Sevgili Üstadım; Ne diyeyim, müştâkı olduğum bu risale-i şerife, bu sözler, bu hakikat, bu nur, bu fakire lütuf ve kerem-i İlâhî olarak ihsan buyuruldu. هٰذَا مِنْ فَضْلِ رَبِّى (Bu Rabbimin ihsanıdır.)

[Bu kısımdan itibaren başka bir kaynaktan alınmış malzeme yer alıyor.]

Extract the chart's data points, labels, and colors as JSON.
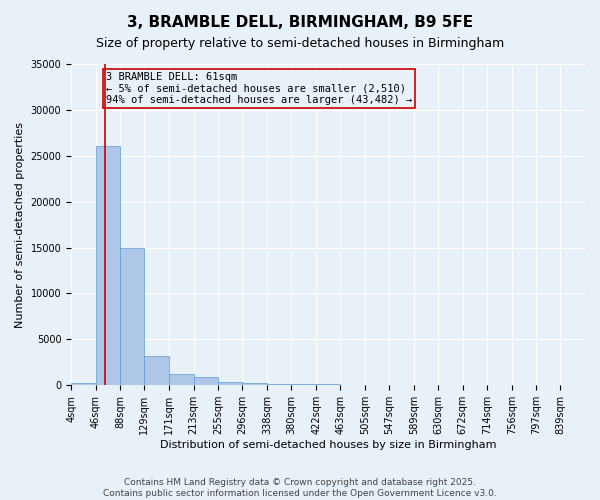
{
  "title": "3, BRAMBLE DELL, BIRMINGHAM, B9 5FE",
  "subtitle": "Size of property relative to semi-detached houses in Birmingham",
  "xlabel": "Distribution of semi-detached houses by size in Birmingham",
  "ylabel": "Number of semi-detached properties",
  "footer_line1": "Contains HM Land Registry data © Crown copyright and database right 2025.",
  "footer_line2": "Contains public sector information licensed under the Open Government Licence v3.0.",
  "bin_labels": [
    "4sqm",
    "46sqm",
    "88sqm",
    "129sqm",
    "171sqm",
    "213sqm",
    "255sqm",
    "296sqm",
    "338sqm",
    "380sqm",
    "422sqm",
    "463sqm",
    "505sqm",
    "547sqm",
    "589sqm",
    "630sqm",
    "672sqm",
    "714sqm",
    "756sqm",
    "797sqm",
    "839sqm"
  ],
  "bin_edges": [
    4,
    46,
    88,
    129,
    171,
    213,
    255,
    296,
    338,
    380,
    422,
    463,
    505,
    547,
    589,
    630,
    672,
    714,
    756,
    797,
    839
  ],
  "values": [
    200,
    26100,
    15000,
    3200,
    1200,
    900,
    400,
    200,
    150,
    100,
    80,
    60,
    40,
    30,
    20,
    15,
    10,
    8,
    5,
    3,
    2
  ],
  "bar_color": "#aec6e8",
  "bar_edgecolor": "#5b9bd5",
  "property_size": 61,
  "property_line_color": "#cc0000",
  "annotation_text": "3 BRAMBLE DELL: 61sqm\n← 5% of semi-detached houses are smaller (2,510)\n94% of semi-detached houses are larger (43,482) →",
  "annotation_box_color": "#cc0000",
  "ylim": [
    0,
    35000
  ],
  "yticks": [
    0,
    5000,
    10000,
    15000,
    20000,
    25000,
    30000,
    35000
  ],
  "bg_color": "#e8f0f8",
  "grid_color": "#ffffff",
  "title_fontsize": 11,
  "subtitle_fontsize": 9,
  "axis_label_fontsize": 8,
  "tick_fontsize": 7,
  "annotation_fontsize": 7.5,
  "footer_fontsize": 6.5
}
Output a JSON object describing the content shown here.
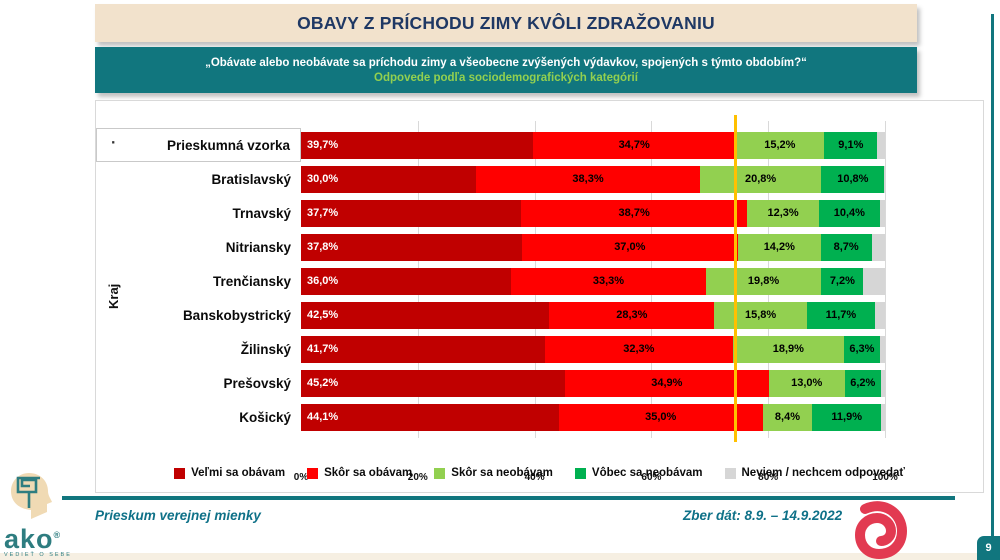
{
  "title": "OBAVY Z PRÍCHODU ZIMY KVÔLI ZDRAŽOVANIU",
  "subtitle": {
    "line1": "„Obávate alebo neobávate sa príchodu zimy a všeobecne zvýšených výdavkov, spojených s týmto obdobím?“",
    "line2": "Odpovede podľa sociodemografických kategórií"
  },
  "chart_data": {
    "type": "bar",
    "orientation": "horizontal-stacked",
    "ylabel": "Kraj",
    "xlim": [
      0,
      100
    ],
    "x_ticks": [
      "0%",
      "20%",
      "40%",
      "60%",
      "80%",
      "100%"
    ],
    "gridlines_pct": [
      20,
      40,
      60,
      80,
      100
    ],
    "reference_line": {
      "value": 74.4,
      "color": "#FFC000"
    },
    "first_row_bullet": "·",
    "categories": [
      "Prieskumná vzorka",
      "Bratislavský",
      "Trnavský",
      "Nitriansky",
      "Trenčiansky",
      "Banskobystrický",
      "Žilinský",
      "Prešovský",
      "Košický"
    ],
    "series": [
      {
        "name": "Veľmi sa obávam",
        "color": "#C00000",
        "label_color": "#FFFFFF",
        "show_labels": true,
        "values": [
          39.7,
          30.0,
          37.7,
          37.8,
          36.0,
          42.5,
          41.7,
          45.2,
          44.1
        ]
      },
      {
        "name": "Skôr sa obávam",
        "color": "#FF0000",
        "label_color": "#000000",
        "show_labels": true,
        "values": [
          34.7,
          38.3,
          38.7,
          37.0,
          33.3,
          28.3,
          32.3,
          34.9,
          35.0
        ]
      },
      {
        "name": "Skôr sa neobávam",
        "color": "#92D050",
        "label_color": "#000000",
        "show_labels": true,
        "values": [
          15.2,
          20.8,
          12.3,
          14.2,
          19.8,
          15.8,
          18.9,
          13.0,
          8.4
        ]
      },
      {
        "name": "Vôbec sa neobávam",
        "color": "#00B050",
        "label_color": "#000000",
        "show_labels": true,
        "values": [
          9.1,
          10.8,
          10.4,
          8.7,
          7.2,
          11.7,
          6.3,
          6.2,
          11.9
        ]
      },
      {
        "name": "Neviem / nechcem odpovedať",
        "color": "#D6D6D6",
        "label_color": null,
        "show_labels": false,
        "values": [
          1.3,
          0.1,
          0.9,
          2.3,
          3.7,
          1.7,
          0.8,
          0.7,
          0.6
        ]
      }
    ]
  },
  "legend": [
    {
      "label": "Veľmi sa obávam",
      "color": "#C00000"
    },
    {
      "label": "Skôr sa obávam",
      "color": "#FF0000"
    },
    {
      "label": "Skôr sa neobávam",
      "color": "#92D050"
    },
    {
      "label": "Vôbec sa neobávam",
      "color": "#00B050"
    },
    {
      "label": "Neviem / nechcem odpovedať",
      "color": "#D6D6D6"
    }
  ],
  "footer": {
    "left": "Prieskum verejnej mienky",
    "right": "Zber dát: 8.9. – 14.9.2022",
    "page_number": "9",
    "logo": {
      "text": "ako",
      "reg": "®",
      "tagline": "VEDIEŤ O SEBE"
    }
  },
  "colors": {
    "accent_teal": "#11767E",
    "title_bg": "#F2E2CC",
    "title_text": "#1F3864",
    "subtitle_green": "#92D050",
    "reference_line": "#FFC000",
    "swirl_red": "#E23A51"
  }
}
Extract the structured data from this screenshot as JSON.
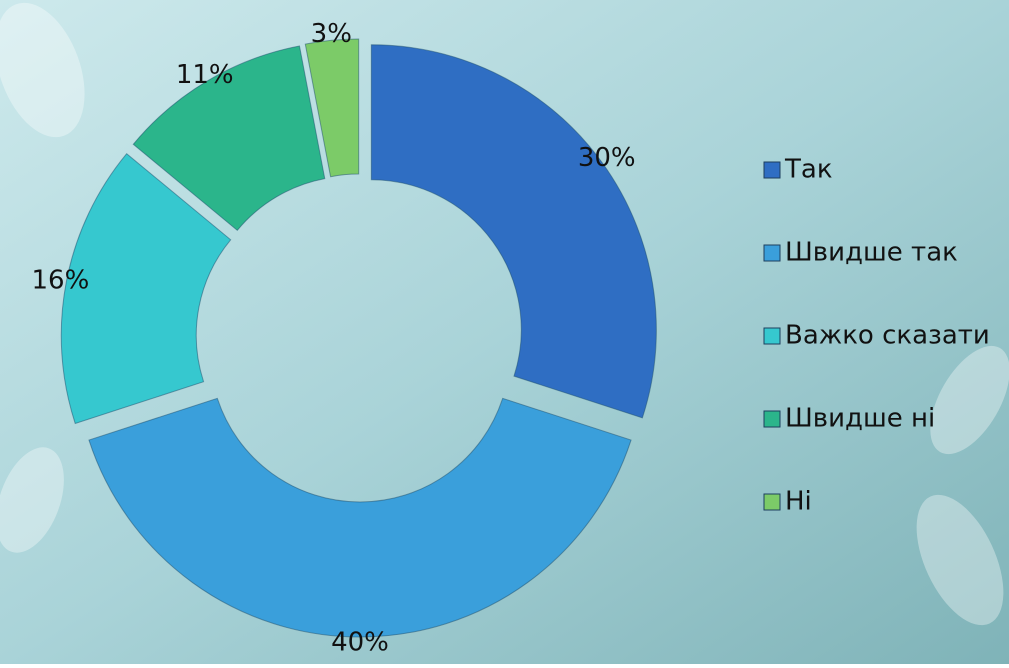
{
  "chart_data": {
    "type": "donut",
    "categories": [
      "Так",
      "Швидше так",
      "Важко сказати",
      "Швидше ні",
      "Ні"
    ],
    "values": [
      30,
      40,
      16,
      11,
      3
    ],
    "value_labels": [
      "30%",
      "40%",
      "16%",
      "11%",
      "3%"
    ],
    "colors": [
      "#2f6ec3",
      "#3a9fdb",
      "#36c8cf",
      "#2bb58b",
      "#7ccb68"
    ],
    "legend": "right"
  }
}
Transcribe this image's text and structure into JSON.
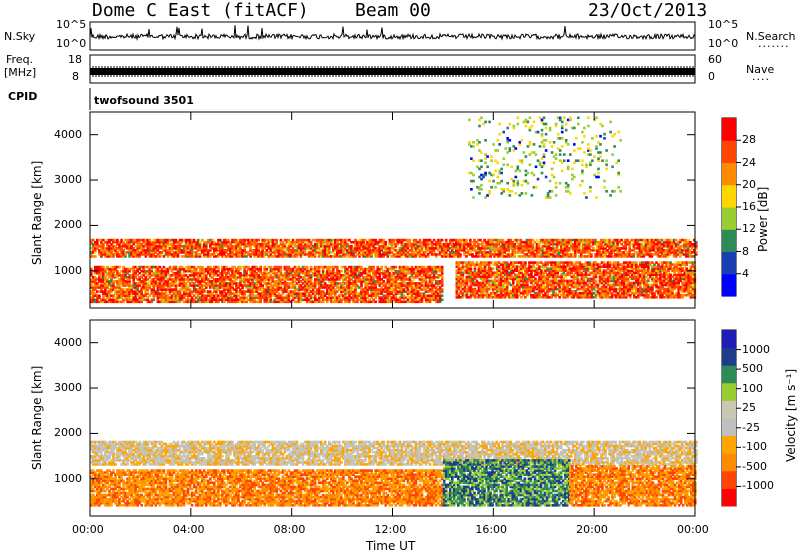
{
  "header": {
    "station": "Dome C East (fitACF)",
    "beam": "Beam 00",
    "date": "23/Oct/2013"
  },
  "panels": {
    "nsky_label": "N.Sky",
    "nsearch_label": "N.Search",
    "freq_label_line1": "Freq.",
    "freq_label_line2": "[MHz]",
    "nave_label": "Nave",
    "cpid_label": "CPID",
    "cpid_value": "twofsound 3501",
    "nsky_ticks": [
      "10^5",
      "10^0"
    ],
    "nsearch_ticks": [
      "10^5",
      "10^0"
    ],
    "freq_ticks": [
      "18",
      "8"
    ],
    "nave_ticks": [
      "60",
      "0"
    ]
  },
  "colors": {
    "power_scale": [
      "#0000ff",
      "#1a3fb4",
      "#2e8b57",
      "#9acd32",
      "#ffd700",
      "#ff8c00",
      "#ff4500",
      "#ff0000"
    ],
    "velocity_scale": [
      "#ff0000",
      "#ff4500",
      "#ff8c00",
      "#ffa500",
      "#c0c0c0",
      "#c8c8b4",
      "#9acd32",
      "#2e8b57",
      "#1e3c8c",
      "#1e1eb4"
    ]
  },
  "chart_data": [
    {
      "type": "heatmap",
      "name": "power",
      "ylabel": "Slant Range [km]",
      "xlabel": "Time UT",
      "x_ticks": [
        "00:00",
        "04:00",
        "08:00",
        "12:00",
        "16:00",
        "20:00",
        "00:00"
      ],
      "y_ticks": [
        "1000",
        "2000",
        "3000",
        "4000"
      ],
      "xlim_hours": [
        0,
        24
      ],
      "ylim_km": [
        180,
        4500
      ],
      "colorbar_label": "Power [dB]",
      "colorbar_ticks": [
        "28",
        "24",
        "20",
        "16",
        "12",
        "8",
        "4"
      ],
      "colorbar_range": [
        0,
        32
      ],
      "bands": [
        {
          "t0": 0,
          "t1": 14.0,
          "r0": 300,
          "r1": 1100,
          "level": "high"
        },
        {
          "t0": 0,
          "t1": 24.0,
          "r0": 1300,
          "r1": 1700,
          "level": "high"
        },
        {
          "t0": 14.5,
          "t1": 24.0,
          "r0": 400,
          "r1": 1200,
          "level": "high"
        },
        {
          "t0": 15.0,
          "t1": 21.0,
          "r0": 2600,
          "r1": 4400,
          "level": "sparse"
        }
      ]
    },
    {
      "type": "heatmap",
      "name": "velocity",
      "ylabel": "Slant Range [km]",
      "xlabel": "Time UT",
      "x_ticks": [
        "00:00",
        "04:00",
        "08:00",
        "12:00",
        "16:00",
        "20:00",
        "00:00"
      ],
      "y_ticks": [
        "1000",
        "2000",
        "3000",
        "4000"
      ],
      "xlim_hours": [
        0,
        24
      ],
      "ylim_km": [
        180,
        4500
      ],
      "colorbar_label": "Velocity [m s⁻¹]",
      "colorbar_ticks": [
        "1000",
        "500",
        "100",
        "25",
        "-25",
        "-100",
        "-500",
        "-1000"
      ],
      "colorbar_range": [
        -1000,
        1000
      ],
      "bands": [
        {
          "t0": 0,
          "t1": 24.0,
          "r0": 1300,
          "r1": 1800,
          "level": "near-zero"
        },
        {
          "t0": 0,
          "t1": 14.0,
          "r0": 400,
          "r1": 1200,
          "level": "negative"
        },
        {
          "t0": 14.0,
          "t1": 19.0,
          "r0": 400,
          "r1": 1400,
          "level": "positive"
        },
        {
          "t0": 19.0,
          "t1": 24.0,
          "r0": 400,
          "r1": 1300,
          "level": "negative"
        }
      ]
    }
  ]
}
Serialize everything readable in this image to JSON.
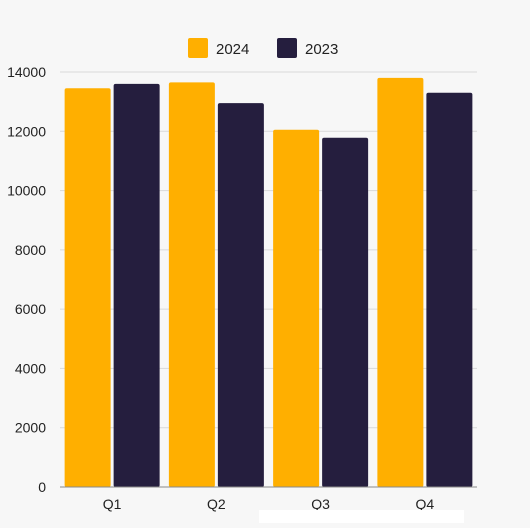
{
  "chart_data": {
    "type": "bar",
    "categories": [
      "Q1",
      "Q2",
      "Q3",
      "Q4"
    ],
    "series": [
      {
        "name": "2024",
        "color": "#ffaf00",
        "values": [
          13450,
          13650,
          12050,
          13800
        ]
      },
      {
        "name": "2023",
        "color": "#251e3e",
        "values": [
          13600,
          12950,
          11780,
          13300
        ]
      }
    ],
    "yticks": [
      "0",
      "2000",
      "4000",
      "6000",
      "8000",
      "10000",
      "12000",
      "14000"
    ],
    "ylim": [
      0,
      14000
    ],
    "grid": true,
    "legend_position": "top-center",
    "title": "",
    "xlabel": "",
    "ylabel": ""
  }
}
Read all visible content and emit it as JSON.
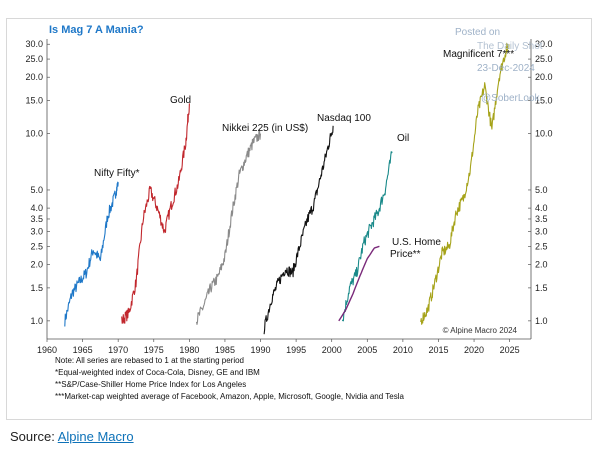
{
  "chart_data": {
    "type": "line",
    "title": "Is Mag 7 A Mania?",
    "yscale": "log",
    "ylim": [
      0.8,
      32
    ],
    "xlim": [
      1960,
      2028
    ],
    "yticks": [
      1.0,
      1.5,
      2.0,
      2.5,
      3.0,
      3.5,
      4.0,
      5.0,
      10.0,
      15.0,
      20.0,
      25.0,
      30.0
    ],
    "ytick_labels": [
      "1.0",
      "1.5",
      "2.0",
      "2.5",
      "3.0",
      "3.5",
      "4.0",
      "5.0",
      "10.0",
      "15.0",
      "20.0",
      "25.0",
      "30.0"
    ],
    "xticks": [
      1960,
      1965,
      1970,
      1975,
      1980,
      1985,
      1990,
      1995,
      2000,
      2005,
      2010,
      2015,
      2020,
      2025
    ],
    "series": [
      {
        "name": "Nifty Fifty*",
        "label": "Nifty Fifty*",
        "color": "#1f78c8",
        "points": [
          [
            1962.5,
            1.0
          ],
          [
            1963.5,
            1.4
          ],
          [
            1964.5,
            1.6
          ],
          [
            1965.5,
            1.8
          ],
          [
            1966.5,
            2.4
          ],
          [
            1967.5,
            2.1
          ],
          [
            1968.5,
            3.6
          ],
          [
            1969.5,
            4.6
          ],
          [
            1970.0,
            5.5
          ]
        ]
      },
      {
        "name": "Gold",
        "label": "Gold",
        "color": "#c1272d",
        "points": [
          [
            1970.5,
            1.0
          ],
          [
            1971.5,
            1.1
          ],
          [
            1972.5,
            1.6
          ],
          [
            1973.5,
            3.5
          ],
          [
            1974.5,
            5.0
          ],
          [
            1975.5,
            4.0
          ],
          [
            1976.5,
            3.0
          ],
          [
            1977.5,
            4.2
          ],
          [
            1978.5,
            5.5
          ],
          [
            1979.5,
            9.0
          ],
          [
            1980.0,
            14.5
          ]
        ]
      },
      {
        "name": "Nikkei 225 (in US$)",
        "label": "Nikkei 225 (in US$)",
        "color": "#8a8a8a",
        "points": [
          [
            1981.0,
            1.0
          ],
          [
            1982.0,
            1.2
          ],
          [
            1983.0,
            1.5
          ],
          [
            1984.0,
            1.7
          ],
          [
            1985.0,
            2.2
          ],
          [
            1986.0,
            3.8
          ],
          [
            1987.0,
            6.0
          ],
          [
            1988.0,
            7.5
          ],
          [
            1989.0,
            9.0
          ],
          [
            1990.0,
            10.0
          ]
        ]
      },
      {
        "name": "Nasdaq 100",
        "label": "Nasdaq 100",
        "color": "#111111",
        "points": [
          [
            1990.5,
            0.9
          ],
          [
            1991.5,
            1.3
          ],
          [
            1992.5,
            1.6
          ],
          [
            1993.5,
            1.9
          ],
          [
            1994.5,
            1.8
          ],
          [
            1995.5,
            2.5
          ],
          [
            1996.5,
            3.4
          ],
          [
            1997.5,
            4.2
          ],
          [
            1998.5,
            6.0
          ],
          [
            1999.5,
            8.5
          ],
          [
            2000.2,
            11.0
          ]
        ]
      },
      {
        "name": "Oil",
        "label": "Oil",
        "color": "#1a8a8a",
        "points": [
          [
            2001.5,
            1.0
          ],
          [
            2002.5,
            1.5
          ],
          [
            2003.5,
            1.8
          ],
          [
            2004.5,
            2.6
          ],
          [
            2005.5,
            3.2
          ],
          [
            2006.5,
            3.8
          ],
          [
            2007.5,
            5.0
          ],
          [
            2008.5,
            8.0
          ]
        ]
      },
      {
        "name": "U.S. Home Price**",
        "label": "U.S. Home Price**",
        "color": "#7a2a7a",
        "points": [
          [
            2001.0,
            1.0
          ],
          [
            2002.0,
            1.15
          ],
          [
            2003.0,
            1.4
          ],
          [
            2004.0,
            1.75
          ],
          [
            2005.0,
            2.15
          ],
          [
            2006.0,
            2.45
          ],
          [
            2006.7,
            2.5
          ]
        ]
      },
      {
        "name": "Magnificent 7***",
        "label": "Magnificent 7***",
        "color": "#a6a31a",
        "points": [
          [
            2012.5,
            1.0
          ],
          [
            2013.5,
            1.15
          ],
          [
            2014.5,
            1.6
          ],
          [
            2015.5,
            2.3
          ],
          [
            2016.5,
            2.5
          ],
          [
            2017.5,
            3.8
          ],
          [
            2018.5,
            4.5
          ],
          [
            2019.5,
            6.5
          ],
          [
            2020.5,
            13.0
          ],
          [
            2021.5,
            18.0
          ],
          [
            2022.5,
            10.5
          ],
          [
            2023.5,
            20.0
          ],
          [
            2024.5,
            28.0
          ],
          [
            2024.9,
            30.0
          ]
        ]
      }
    ],
    "notes": [
      "Note: All series are rebased to 1 at the starting period",
      "*Equal-weighted index of Coca-Cola, Disney, GE and IBM",
      "**S&P/Case-Shiller Home Price Index for Los Angeles",
      "***Market-cap weighted average of Facebook, Amazon, Apple, Microsoft, Google, Nvidia and Tesla"
    ],
    "copyright": "© Alpine Macro 2024",
    "watermark": [
      "Posted on",
      "The Daily Shot",
      "23-Dec-2024",
      "@SoberLook"
    ]
  },
  "source": {
    "prefix": "Source: ",
    "link_text": "Alpine Macro"
  },
  "colors": {
    "title": "#1f78c8",
    "axis": "#333333"
  }
}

Cenâb-ı Kadir-i Mutlak Hazretlerine hadsiz ve hesapsız hamd ü senâ ediyorum ki, siz Üstadıma kavuştum ve binnetice bu nurları, bu hakikatleri gördüm, okudum, yazdım ve gerdenbeste-i inkıyâd oldum. Binaenaleyh, tavsiye ve dua-i Üstadâneleriyle feyizyâb olmak için, Cenâb-ı Zülcelâl ve’l-Kemâl Hazretlerinden ve Mefhar-i Mevcudat Aleyhi Ekmelü’t-Tahiyyat Aleyhissalâtü Vesselâm Efendimiz Hazretlerinden ve bütün pîr, pîran ve mürşidân ve Şâh-ı Nakşibend Kuddise Sirruhu Hazretlerinden ve bilhassa bütün mevcudiyetiyle gerden-dâde-i inkıyâd ve teslim olduğum siz Üstadımdan tazarru ve niyaz ve istimdad ediyorum ki, mütevekkilen alâllah, ya Üstad-ı Âzam, tarîkat-i Muhammediyenin maksat, gaye ve esasını, teferruat ve füruatını zikir ve beyan eden bu Dokuzuncu Kısım, bir nur-u tarikat ve hakikattir. Okumaya doyulmaz; okudukça hâsıl olan şevk ve lezzet hesaba gelmez. Hele Dokuzuncu Telvih, hülâsa ve icmal edilerek bütün hakikatlar toplanmış. Temsilde hatâ olmasın, Hazret-i Mevlânâ’nın üfürdüğü neyden tuğyan ve feyezan eden, Hazret-i Ali’nin (kerremallahu veche) kuyuya söylediği esrar-ı hakikatten başka nedir? Farkı nerededir ki, o ney, o kuyuda hâsıl olan kamıştandır.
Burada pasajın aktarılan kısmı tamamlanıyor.